Sept 24 (UPI) – Humans and plants have thousands of genes. Traditionally, studying the function of a single gene or group of genes requires extensive experiments.
However, computers and access to large genomic databases allow researchers to study gene functions more efficiently. However, extracting large amounts of genomic data is challenging even for the most powerful computers.
In a new discovery, researchers in the United States and Taiwan have developed a machine learning algorithm to more efficiently identify “critical genes” in agriculture and medicine.
Machine learning algorithm, described on Friday In Nature CommunicationsIt could help scientists better predict how plants and animals will respond to changes in nutrition, toxins or pathogens, allowing researchers to develop more resistant crops, diagnose rare diseases, or predict the next pandemic.
“We show that focusing on genes whose expression patterns are evolutionarily conserved in all species improves our ability to learn and predict ‘genes important’ for basic crop growth performance, as well as disease outcomes in animals,” said study lead author Gloria. Korosi, professor of biology at New York University’s Center for Genomics and Systems Science, said in a press release.
Essentially, the researchers have found a way to reduce the genetic noise that the algorithm is exposed to.
“We have shown that reducing our genome information to genes whose expression patterns are conserved within and between species is a biology-based method for reducing the dimensionality of genomic data, which greatly improves the ability of our machine learning models to identify important genes,” the author said. Principal Chia Yi-cheng, a researcher at the Center for Genomics and Systems Biology and National Taiwan University, “for a trait.”
In a proof-of-concept experiment, the researchers showed that nitrogen-reactive genes are evolutionarily conserved between two diverse plant species: Arabidopsis, a small flowering plant and botanical model popular among botanists and many varieties of corn. With lower input data noise, the new algorithm identified genes important for efficient and successful nitrogen processing.
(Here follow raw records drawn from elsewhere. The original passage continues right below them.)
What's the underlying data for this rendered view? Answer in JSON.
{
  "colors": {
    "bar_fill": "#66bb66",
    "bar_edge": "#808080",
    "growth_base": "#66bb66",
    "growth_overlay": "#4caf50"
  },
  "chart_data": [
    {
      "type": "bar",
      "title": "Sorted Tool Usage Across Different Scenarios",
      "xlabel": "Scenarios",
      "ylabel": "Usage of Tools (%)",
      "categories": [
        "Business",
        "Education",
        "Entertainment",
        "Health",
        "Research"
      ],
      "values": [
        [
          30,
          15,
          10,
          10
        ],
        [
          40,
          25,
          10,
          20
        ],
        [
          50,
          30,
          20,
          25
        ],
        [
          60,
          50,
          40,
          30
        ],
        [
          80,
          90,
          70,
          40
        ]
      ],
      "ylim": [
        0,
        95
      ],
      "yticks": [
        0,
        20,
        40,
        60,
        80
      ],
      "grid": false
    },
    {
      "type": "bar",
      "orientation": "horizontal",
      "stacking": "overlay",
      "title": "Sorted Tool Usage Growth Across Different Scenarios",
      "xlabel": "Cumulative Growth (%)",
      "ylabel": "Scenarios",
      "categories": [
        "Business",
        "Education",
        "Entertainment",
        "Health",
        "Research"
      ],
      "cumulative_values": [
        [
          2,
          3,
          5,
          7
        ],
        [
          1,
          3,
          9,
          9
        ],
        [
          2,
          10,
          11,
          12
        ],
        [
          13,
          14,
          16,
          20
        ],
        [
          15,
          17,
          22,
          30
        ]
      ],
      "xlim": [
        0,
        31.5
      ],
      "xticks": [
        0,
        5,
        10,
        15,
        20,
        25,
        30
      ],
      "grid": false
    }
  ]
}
Nitrogen uptake is essential for plant growth. Plants designed to absorb and use nitrogen more efficiently can reduce fertilizer use. Excessive nitrogen use has been linked to a variety of environmental problems, including Nutrient loading, harmful algal blooms And coral bleaching.
In follow-up experiments, the researchers confirmed the importance of the genes identified by their algorithm. Botanists were able to increase the genes of corn cultivars to increase nitrogen uptake and promote plant growth in nitrogen-poor soils.
“Now that we can more accurately predict which hybrids of corn are best to use nitrogen fertilizer in the field, we can rapidly improve this trait,” said co-author Stephen Moss, professor of agricultural sciences at the University of Illinois at Urbana-Champaign. “Increasing the efficiency of nitrogen use in corn and other crops provides three major benefits: reduced costs to farmers, reduced environmental pollution, and reduced greenhouse gas emissions from agriculture.”
In addition to identifying genes relevant to different crop traits, the researchers suggest that their algorithm could be used to predict genes relevant to disease outcome in mouse models, which could inspire the development of new therapeutics and diagnostic techniques.
“Because we have shown that our informed evolutionary line can also be applied to animals, this highlights their ability to detect genes of interest for any physiological or clinical trait of interest in biology, agriculture or medicine,” Korozi said.